Each year, between the last week of January and the third week of March, dozens of yellow buses carrying about 5,000 students pull up to the front of the museum at 1020 O St. to learn about this part of American history.
Students taking part in the “Time of Remembrance Field Trip Program” have come from as far away as Los Angeles, although most are from Northern California.
“This year, the field trips are more popular than ever before,” said Brenna Hamilton, communications and marketing director at the California Museum. She attributes the program’s growing popularity to increased awareness and teaching about the internment.
The two-hour field trip includes a docent-led tour of the “Uprooted!” exhibit, as well as a classroom lesson and visits to other exhibits, including “Gambatte! Legacy of an Enduring Spirit.” The traveling exhibit by Sacramento Bee photographer Paul Kitagaki Jr. documents the stories of Japanese American citizens who were relocated to internment camps.
Students are usually surprised to hear that their tour guides were among the people who had been rounded up and forced to live in the camps.
“I think the message this program gives students is so valuable,” Coats said. “This could happen again. We were really close to it after 9/11 with Middle Eastern people. That was the same thing that happened to Japanese people.”
On Wednesday, Coats, 77, and other docents gave 50 fifth-graders from Elk Grove’s Elitha Donner Elementary School a tour of a replica of an internment camp barracks. The retired State Board of Equalization worker described what families saw when they arrived: cots with Army blankets, a single light bulb and a stove. Any furniture was built by the internees, she said.
“It was not fair,” said fifth-grader Jayriese Caguiat. “I think they deserved better than that, at least give them a good meal.”
Fifth-grader Orit Rosado seemed to get the message the docents were trying to pass on. “People need to stand up for what they believe in and not just listen to what other people say about them,” she said.
Teacher Kevin Broxton has taken his class on the field trip for 10 years. “They talk about history, but they don’t often talk to people who were a part of history,” he said of his students. “Hopefully, they will learn a lesson about treating people equally.”
The Time of Remembrance Program came to the California Museum in 2000. It was first started in 1983 by Elk Grove Unified teacher Mary Tsukamoto, who was interned at Jerome, Ark., in 1942. The Elk Grove Unified School District named a school in south Sacramento after her.
“She thought somebody should tell the story about a whole group of people, an ethnic group, that was singled out and lost our rights during WWII,” said her daughter Marielle Tsukamoto. “She worried that might happen to another group.”
Marielle Tsukamoto, 77, also worries about that. She was 5 when her family was forced to leave their Florin home and move to a 16-by-20-foot barrack in Jerome. She continues her mother’s legacy teaching a class that is part of “Time of Remembrance.”
“I don’t want you to hear my sad story,” Tsukamoto told the students Wednesday. “I want you to learn from history.

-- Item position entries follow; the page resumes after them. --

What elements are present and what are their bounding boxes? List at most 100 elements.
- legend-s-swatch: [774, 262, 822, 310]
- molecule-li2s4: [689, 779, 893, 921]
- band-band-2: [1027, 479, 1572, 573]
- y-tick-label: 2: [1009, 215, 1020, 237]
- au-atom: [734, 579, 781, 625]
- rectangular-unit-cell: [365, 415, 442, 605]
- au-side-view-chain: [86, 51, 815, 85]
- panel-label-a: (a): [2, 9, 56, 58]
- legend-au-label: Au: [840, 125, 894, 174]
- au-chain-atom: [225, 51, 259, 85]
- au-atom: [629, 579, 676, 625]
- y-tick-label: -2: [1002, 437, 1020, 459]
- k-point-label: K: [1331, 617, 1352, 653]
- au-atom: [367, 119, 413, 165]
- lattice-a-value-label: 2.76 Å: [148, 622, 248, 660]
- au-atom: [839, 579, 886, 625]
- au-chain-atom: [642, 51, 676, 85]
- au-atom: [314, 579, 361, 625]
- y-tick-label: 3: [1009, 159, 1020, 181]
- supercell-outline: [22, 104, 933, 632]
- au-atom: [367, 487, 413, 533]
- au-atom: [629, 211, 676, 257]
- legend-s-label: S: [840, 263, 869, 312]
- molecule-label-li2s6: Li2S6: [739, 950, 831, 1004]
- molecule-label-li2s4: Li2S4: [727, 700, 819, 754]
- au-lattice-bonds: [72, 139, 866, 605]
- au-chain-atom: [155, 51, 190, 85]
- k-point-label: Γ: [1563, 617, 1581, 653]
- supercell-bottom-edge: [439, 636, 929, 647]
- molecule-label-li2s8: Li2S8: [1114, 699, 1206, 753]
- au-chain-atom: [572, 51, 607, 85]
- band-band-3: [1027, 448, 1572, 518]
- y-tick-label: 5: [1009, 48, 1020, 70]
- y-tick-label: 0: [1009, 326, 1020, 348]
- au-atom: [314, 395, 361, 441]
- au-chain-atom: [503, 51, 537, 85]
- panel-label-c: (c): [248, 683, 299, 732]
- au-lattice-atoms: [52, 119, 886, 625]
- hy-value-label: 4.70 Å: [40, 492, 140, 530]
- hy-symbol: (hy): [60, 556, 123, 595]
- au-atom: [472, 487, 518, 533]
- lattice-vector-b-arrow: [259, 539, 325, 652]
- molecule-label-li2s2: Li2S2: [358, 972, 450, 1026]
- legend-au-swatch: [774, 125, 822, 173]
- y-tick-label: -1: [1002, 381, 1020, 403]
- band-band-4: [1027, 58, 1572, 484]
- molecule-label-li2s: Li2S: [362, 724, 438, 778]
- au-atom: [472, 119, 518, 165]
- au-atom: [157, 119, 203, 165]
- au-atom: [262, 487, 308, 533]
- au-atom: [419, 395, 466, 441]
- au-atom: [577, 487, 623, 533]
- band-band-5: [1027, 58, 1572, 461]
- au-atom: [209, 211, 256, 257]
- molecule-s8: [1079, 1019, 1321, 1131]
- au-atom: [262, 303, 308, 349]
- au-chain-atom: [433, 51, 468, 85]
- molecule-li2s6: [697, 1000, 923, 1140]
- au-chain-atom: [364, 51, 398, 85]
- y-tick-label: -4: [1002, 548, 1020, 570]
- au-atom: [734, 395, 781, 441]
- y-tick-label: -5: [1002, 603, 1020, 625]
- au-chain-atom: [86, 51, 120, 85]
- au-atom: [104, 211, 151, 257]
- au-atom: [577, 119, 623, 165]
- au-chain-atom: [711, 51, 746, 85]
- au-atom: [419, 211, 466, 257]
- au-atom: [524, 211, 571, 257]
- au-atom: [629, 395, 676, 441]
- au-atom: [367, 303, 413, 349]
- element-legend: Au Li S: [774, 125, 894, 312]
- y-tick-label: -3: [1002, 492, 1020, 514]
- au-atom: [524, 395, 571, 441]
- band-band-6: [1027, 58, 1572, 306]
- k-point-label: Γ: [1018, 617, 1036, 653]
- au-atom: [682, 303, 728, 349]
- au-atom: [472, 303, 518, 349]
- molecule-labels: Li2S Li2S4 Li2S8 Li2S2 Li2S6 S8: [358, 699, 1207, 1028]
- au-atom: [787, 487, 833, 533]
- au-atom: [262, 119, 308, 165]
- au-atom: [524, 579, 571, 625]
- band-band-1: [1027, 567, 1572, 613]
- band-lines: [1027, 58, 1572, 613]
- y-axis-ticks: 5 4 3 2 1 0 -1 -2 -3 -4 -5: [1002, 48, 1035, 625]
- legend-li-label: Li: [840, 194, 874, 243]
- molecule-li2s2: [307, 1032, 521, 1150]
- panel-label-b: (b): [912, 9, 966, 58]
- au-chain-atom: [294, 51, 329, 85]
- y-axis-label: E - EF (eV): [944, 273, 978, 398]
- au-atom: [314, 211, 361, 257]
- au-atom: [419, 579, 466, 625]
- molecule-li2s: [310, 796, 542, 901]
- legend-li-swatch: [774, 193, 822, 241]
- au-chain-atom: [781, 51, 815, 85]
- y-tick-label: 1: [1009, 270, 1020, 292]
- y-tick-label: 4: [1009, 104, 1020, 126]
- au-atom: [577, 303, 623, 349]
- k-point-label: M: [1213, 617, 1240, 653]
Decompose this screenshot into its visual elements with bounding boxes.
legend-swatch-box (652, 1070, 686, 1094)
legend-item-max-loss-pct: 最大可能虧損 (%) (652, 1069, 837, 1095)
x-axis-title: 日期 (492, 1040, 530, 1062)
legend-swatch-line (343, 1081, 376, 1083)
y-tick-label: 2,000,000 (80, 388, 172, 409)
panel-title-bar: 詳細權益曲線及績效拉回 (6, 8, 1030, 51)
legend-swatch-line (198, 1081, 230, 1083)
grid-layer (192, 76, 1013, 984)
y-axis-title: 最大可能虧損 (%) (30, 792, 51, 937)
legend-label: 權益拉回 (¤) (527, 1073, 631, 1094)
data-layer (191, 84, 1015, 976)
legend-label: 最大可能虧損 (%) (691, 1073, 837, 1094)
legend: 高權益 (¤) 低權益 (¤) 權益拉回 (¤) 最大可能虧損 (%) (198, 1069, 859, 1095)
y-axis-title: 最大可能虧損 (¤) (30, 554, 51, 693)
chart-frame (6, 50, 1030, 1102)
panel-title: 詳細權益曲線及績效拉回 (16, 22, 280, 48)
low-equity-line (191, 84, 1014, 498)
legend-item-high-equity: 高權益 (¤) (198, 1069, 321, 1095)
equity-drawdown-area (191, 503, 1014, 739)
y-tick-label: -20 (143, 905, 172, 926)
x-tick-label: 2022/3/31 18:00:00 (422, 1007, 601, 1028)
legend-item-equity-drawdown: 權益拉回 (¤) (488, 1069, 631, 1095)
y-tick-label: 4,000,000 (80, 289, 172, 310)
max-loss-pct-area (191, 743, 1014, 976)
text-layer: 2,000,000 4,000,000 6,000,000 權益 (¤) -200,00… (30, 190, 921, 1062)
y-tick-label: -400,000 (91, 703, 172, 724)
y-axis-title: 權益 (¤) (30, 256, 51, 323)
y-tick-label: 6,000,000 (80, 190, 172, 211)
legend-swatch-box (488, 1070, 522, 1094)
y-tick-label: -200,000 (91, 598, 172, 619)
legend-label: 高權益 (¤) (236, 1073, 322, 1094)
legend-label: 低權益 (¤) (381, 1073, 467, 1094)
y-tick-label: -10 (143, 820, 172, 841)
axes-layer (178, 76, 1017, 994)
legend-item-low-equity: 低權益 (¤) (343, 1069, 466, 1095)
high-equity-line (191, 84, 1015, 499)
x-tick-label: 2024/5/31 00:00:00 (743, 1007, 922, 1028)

I’m talking to you because I’m afraid it could happen to you or someone you know in the future.”
She encouraged the children to stand up for themselves if they find themselves faced with prejudice and injustice. “We learned we were supposed to say something,” Tsukamoto said. “Martin Luther King and the civil rights movement taught us not to keep quiet.”
The “Uprooted!” exhibit, which is open to the public all year, will undergo an update in the next year or so, Hamiliton said. The museum expects a $150,000 grant from the National Parks Service to help pay for interactive exhibits as well as six kiosks that will feature oral histories recorded by internees.
Hamilton said the oral histories are to ensure that the story of internment lives on after the last internee has died.